2) Decide ahead of time how extreme you want to be.

I’ve done small social media goals (such as waiting until 10am to open the app every day) and I’ve done large social media goals (deleting the app from my phone for 3 weeks straight) and I can’t say that either one is better than the other. Every person is different, so the lengths to which you go to define your goal are up to you, but just know ahead of time that you can make this as extreme or as minimal as you want. You don’t have to delete your accounts for 6 months (but it’s totally fine if you do!)

3) Delete the app from your phone

One thing that I’ve found to be particularly helpful is to delete the app from my smartphone. Deleting the app doesn’t delete the data in your account (your friends and followers can still view your feed), and the website is still accessible from your web browser if you absolutely have to take a peek. Removing the app just helps break the automatic habit that many of us have that causes us to open up the app without thinking about it.

4) Take time to think about why you’re doing this. What preferable activity or outcome is your current social media use impeding?

Any difficult thing that is worth doing is worth articulating a reason for. Rather than doing a social media fast because all your friends are doing it during Lent, take a moment to really ask yourself why you’re doing this. What important activity or outcome is your current social media use impeding? Are you frustrated by the way your Instagram use gets in the way of your book reading list?

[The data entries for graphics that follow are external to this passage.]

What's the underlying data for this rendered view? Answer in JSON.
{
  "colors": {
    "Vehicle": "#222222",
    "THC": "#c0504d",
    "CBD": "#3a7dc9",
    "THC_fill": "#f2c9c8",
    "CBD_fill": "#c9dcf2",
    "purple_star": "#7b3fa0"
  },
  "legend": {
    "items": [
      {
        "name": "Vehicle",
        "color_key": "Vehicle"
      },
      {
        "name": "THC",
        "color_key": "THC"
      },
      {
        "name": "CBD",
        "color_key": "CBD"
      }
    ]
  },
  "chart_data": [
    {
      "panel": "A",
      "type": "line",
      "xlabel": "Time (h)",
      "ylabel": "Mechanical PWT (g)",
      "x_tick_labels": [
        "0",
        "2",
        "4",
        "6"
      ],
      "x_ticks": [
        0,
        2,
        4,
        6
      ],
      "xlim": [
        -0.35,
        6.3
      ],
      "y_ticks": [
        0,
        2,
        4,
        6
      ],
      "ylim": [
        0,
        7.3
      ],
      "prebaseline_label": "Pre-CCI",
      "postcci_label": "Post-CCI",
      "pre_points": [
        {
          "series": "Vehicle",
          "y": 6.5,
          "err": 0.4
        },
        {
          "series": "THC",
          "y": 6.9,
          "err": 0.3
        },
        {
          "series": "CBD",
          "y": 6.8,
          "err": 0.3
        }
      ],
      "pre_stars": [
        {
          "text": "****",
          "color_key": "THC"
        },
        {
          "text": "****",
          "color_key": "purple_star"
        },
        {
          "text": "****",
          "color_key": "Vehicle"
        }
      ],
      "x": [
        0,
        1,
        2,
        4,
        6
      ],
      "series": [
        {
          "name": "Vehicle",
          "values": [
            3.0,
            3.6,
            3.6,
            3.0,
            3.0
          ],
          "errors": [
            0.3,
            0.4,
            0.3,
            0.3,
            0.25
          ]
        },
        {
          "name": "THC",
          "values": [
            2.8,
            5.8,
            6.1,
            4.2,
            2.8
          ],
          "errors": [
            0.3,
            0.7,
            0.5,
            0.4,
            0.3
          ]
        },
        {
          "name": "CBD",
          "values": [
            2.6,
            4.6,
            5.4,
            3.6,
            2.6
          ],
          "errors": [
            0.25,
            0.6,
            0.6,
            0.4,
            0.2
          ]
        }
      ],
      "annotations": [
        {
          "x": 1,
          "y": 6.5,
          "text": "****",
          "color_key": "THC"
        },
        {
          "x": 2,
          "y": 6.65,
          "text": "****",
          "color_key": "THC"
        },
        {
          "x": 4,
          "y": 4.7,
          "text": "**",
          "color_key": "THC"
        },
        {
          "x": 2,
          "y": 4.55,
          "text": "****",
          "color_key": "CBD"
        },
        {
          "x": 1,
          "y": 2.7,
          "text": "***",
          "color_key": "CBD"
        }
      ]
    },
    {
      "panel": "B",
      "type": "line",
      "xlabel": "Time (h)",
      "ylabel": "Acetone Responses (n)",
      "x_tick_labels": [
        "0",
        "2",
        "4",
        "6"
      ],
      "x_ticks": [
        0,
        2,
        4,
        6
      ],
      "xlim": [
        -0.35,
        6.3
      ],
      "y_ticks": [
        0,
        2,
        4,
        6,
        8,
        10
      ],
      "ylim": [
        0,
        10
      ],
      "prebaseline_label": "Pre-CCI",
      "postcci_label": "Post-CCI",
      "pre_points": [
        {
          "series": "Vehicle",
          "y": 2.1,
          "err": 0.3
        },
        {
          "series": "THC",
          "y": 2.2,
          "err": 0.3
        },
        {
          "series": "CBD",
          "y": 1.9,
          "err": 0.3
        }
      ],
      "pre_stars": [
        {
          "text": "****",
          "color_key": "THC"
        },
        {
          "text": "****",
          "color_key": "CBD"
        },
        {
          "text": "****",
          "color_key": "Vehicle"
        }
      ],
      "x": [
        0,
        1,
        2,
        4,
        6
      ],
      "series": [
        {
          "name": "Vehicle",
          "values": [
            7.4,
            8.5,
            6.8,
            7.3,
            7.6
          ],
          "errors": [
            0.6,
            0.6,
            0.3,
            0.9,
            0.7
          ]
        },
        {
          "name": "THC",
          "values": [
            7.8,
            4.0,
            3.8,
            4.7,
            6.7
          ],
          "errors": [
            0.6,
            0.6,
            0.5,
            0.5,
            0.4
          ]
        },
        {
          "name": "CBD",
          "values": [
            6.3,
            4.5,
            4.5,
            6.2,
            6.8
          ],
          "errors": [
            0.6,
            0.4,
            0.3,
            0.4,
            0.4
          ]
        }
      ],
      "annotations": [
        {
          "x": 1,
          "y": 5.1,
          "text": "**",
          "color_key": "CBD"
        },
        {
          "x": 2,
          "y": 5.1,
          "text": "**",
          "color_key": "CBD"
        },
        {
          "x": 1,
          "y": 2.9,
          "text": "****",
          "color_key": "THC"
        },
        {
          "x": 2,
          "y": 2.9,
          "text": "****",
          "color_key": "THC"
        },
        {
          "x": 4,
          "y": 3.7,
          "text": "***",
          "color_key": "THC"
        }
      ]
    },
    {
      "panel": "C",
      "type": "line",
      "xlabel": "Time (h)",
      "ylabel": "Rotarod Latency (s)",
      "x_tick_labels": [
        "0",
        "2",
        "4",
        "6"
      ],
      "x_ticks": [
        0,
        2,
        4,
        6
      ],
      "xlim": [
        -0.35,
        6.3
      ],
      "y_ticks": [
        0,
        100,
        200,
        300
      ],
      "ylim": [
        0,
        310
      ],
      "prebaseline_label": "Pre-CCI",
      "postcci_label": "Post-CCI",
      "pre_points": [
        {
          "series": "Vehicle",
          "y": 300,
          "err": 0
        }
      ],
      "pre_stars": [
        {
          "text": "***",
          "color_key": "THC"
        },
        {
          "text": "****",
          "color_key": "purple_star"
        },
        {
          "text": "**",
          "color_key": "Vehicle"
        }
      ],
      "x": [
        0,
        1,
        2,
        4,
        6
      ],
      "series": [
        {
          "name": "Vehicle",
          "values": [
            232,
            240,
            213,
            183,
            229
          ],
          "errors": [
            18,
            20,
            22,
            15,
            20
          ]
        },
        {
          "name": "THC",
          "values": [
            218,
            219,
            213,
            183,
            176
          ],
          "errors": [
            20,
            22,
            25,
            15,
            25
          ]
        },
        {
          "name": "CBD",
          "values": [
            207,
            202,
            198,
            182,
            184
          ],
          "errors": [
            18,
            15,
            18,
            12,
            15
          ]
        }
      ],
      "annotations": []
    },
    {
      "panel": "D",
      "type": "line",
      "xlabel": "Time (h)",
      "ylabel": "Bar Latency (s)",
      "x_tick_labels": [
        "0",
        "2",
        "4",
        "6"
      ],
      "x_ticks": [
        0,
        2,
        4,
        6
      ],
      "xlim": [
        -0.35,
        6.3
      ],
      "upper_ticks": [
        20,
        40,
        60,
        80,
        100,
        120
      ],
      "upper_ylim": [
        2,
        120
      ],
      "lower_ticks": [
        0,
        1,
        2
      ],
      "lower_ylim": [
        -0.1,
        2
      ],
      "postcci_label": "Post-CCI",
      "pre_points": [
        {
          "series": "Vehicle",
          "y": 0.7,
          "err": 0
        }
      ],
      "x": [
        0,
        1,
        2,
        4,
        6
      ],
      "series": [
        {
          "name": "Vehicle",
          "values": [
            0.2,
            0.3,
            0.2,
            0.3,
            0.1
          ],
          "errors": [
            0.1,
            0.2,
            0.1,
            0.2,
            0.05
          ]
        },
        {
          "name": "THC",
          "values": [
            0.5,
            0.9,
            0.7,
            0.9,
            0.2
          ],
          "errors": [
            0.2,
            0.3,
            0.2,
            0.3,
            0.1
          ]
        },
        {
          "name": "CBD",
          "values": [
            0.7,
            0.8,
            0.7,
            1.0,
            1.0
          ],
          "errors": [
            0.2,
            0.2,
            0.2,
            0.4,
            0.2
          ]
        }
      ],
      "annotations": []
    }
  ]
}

Are you troubled by the way you and your spouse scroll your feeds, when you used to connect and engage with one another?

Social media is designed to be addictive, and addictive behavior is always easier to fix when it’s replaced by something more worthwhile. Can you articulate what would be more worthwhile than social media use? Write it down. Remind yourself often of why you are doing this.

Here’s a snippet that goes into greater detail on this concept.

5) Replace the behavior with something else.

In the video above, Peterson touches on this fact: you have to find something better to do that replaces the addiction. One small way I have done this in the past is to delete the Instagram app from my phone and replace it with another app that is way less addictive, and even perhaps productive (like checking Craigslist for free plants or pieces of furniture in my area!) You might also try replacing the social media app in question with a language learning app, or your Kindle reading app (hit that reading goal!) or podcasts.

Okay I hope that gets you started on your journey to have a healthier relationship with social media! Remember that whether you engage with a goal like this for a short time or for a longer period, you will always learn some valuable lessons about yourself, that you can carry into other areas of your goal-setting journey.